On Wednesday night, as I thought about the flight the next day, a nagging voice came to my mind with startling clarity. "What gives you the right?" it said. "Are you out of your mind, Dave? You're expecting your sister-in-law to trust you to take her oldest son up in that little deathtrap? You hardly ever fly those things. You don't know what you're doing. You could get killed, or worse, get him killed! Then what would you say?"

It didn't take me long to answer the irrational doubt, but in the process I had to say some things I needed to hear. "Of course we're not going to get killed," I said. "I am a professional pilot. I may not get as much experience as I'd like in this particular model of aircraft, but it doesn't matter. I am a pilot, and the Cessna is a machine. It will do whatever I tell it to do. I have trained myself for this. I am the Pilot in Command."

I spent a good deal of time that night poring over charts and satellite images, until I was certain I could find my way to the Spanish Fork airport and back without any help. I planned the altitudes at which I would fly to avoid the invisible upside-down wedding cake of controlled airspace surrounding Salt Lake International Airport. I planned the point at which I would call the control tower at the airport in Provo to ask permission to fly through its airspace. I called the Spanish Fork airport to ask if there were any unpublished notices I needed to be aware of. There would be no surprises. Even though I had never flown to the Spanish Fork airport, it would be familiar enough to me when I got there.

The flight went exactly as planned. I knew how the aircraft would perform, and together we flew precisely the route I decided the night before. Had the engine stopped at any point during the flight, we would have been able to land safely because I knew what to do and I was always ready for it.

My passengers' trust in me was not misplaced.
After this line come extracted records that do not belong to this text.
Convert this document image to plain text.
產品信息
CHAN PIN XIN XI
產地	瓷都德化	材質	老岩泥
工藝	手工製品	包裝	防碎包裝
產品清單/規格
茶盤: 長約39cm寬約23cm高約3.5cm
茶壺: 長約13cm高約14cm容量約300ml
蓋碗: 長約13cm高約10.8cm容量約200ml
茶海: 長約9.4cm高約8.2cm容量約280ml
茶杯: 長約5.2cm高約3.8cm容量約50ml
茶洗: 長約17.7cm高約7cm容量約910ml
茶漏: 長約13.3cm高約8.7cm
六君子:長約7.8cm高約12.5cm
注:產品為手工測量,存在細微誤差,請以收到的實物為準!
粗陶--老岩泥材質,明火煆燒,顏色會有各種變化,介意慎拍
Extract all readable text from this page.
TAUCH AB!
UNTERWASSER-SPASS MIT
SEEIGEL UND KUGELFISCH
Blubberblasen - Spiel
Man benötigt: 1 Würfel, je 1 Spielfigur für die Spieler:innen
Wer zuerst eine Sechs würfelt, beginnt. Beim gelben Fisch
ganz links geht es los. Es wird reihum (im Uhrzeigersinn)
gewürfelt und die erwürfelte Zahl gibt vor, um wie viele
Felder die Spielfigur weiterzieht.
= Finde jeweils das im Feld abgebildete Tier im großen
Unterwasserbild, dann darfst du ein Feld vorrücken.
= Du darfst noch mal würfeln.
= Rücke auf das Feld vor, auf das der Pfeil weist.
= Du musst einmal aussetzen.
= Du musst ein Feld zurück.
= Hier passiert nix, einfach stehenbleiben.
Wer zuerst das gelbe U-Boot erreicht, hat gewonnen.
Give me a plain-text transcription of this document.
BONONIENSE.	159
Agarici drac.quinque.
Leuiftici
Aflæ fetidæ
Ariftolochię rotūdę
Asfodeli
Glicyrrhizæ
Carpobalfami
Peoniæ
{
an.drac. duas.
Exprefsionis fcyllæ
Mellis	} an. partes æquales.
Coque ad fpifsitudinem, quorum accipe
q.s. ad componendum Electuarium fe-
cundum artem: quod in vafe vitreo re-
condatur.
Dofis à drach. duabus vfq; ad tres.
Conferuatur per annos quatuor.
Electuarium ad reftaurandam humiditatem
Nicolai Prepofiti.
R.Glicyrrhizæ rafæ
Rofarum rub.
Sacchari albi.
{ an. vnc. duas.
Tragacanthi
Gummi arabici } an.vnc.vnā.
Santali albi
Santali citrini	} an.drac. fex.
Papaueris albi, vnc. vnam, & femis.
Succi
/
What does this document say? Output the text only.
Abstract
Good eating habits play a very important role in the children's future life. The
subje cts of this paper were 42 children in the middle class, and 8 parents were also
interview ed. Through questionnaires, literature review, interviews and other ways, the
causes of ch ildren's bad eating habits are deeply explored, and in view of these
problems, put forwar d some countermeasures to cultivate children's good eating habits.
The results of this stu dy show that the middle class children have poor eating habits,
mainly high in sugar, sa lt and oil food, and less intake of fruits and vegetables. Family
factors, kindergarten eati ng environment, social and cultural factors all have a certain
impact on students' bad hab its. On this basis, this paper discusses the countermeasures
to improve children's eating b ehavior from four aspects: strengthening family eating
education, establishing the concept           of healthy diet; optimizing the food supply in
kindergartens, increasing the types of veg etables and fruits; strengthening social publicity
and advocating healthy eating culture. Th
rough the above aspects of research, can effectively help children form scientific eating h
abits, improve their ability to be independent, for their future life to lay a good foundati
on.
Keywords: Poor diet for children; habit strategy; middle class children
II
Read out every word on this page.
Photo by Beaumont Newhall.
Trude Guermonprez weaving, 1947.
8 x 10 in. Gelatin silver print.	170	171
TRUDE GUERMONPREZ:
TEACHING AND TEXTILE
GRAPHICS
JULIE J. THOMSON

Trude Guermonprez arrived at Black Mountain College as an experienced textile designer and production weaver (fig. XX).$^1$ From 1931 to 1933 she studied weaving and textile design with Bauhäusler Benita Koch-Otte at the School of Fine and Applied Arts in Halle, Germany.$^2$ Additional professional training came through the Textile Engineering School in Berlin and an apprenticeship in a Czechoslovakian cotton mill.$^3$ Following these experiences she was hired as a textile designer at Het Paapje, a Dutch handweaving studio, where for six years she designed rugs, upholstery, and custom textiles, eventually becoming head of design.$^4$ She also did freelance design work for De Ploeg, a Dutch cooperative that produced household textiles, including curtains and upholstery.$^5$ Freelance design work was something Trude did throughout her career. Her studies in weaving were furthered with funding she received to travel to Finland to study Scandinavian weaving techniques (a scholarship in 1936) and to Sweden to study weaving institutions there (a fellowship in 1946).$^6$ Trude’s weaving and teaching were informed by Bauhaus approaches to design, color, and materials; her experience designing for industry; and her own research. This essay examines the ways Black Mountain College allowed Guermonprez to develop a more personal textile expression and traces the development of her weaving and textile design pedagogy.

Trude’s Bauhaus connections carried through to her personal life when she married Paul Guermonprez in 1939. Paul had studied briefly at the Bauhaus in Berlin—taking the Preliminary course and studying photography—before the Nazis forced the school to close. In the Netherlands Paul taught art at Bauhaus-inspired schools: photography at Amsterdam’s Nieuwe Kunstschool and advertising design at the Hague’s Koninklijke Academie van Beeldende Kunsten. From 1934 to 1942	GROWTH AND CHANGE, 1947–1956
The little airplane did not fly fifty miles to a foreign airport and return safely by chance. I flew it. I ignored the nagging voice of doubt, warning of unknowable danger, because it was wrong. It said, simply, "Stay home. Flying is too dangerous, especially with someone else's kid on board." I said again to the doubt, as I clicked off the master switch and listened to the gyros in the instrument panel spinning down, "See? If I had listened to you, I would never have known what it felt like today to glide down a final approach and stroke my wheels like paint brushes on this runway."

Flying is not nearly so dangerous to the soul as a life of cowardice, wallowing in the security of the familiar ground.

2 comments:

Sherise said...

I never doubted you for a moment, Dave--I felt just fine about trusting you with the safety and well-being of my oldest child. (And myself, for that shorter flight!) I'll fly with you any time!

Mike said...

Reading about your experiences flying is like delving into your psyche. Fascinating stuff, Dave.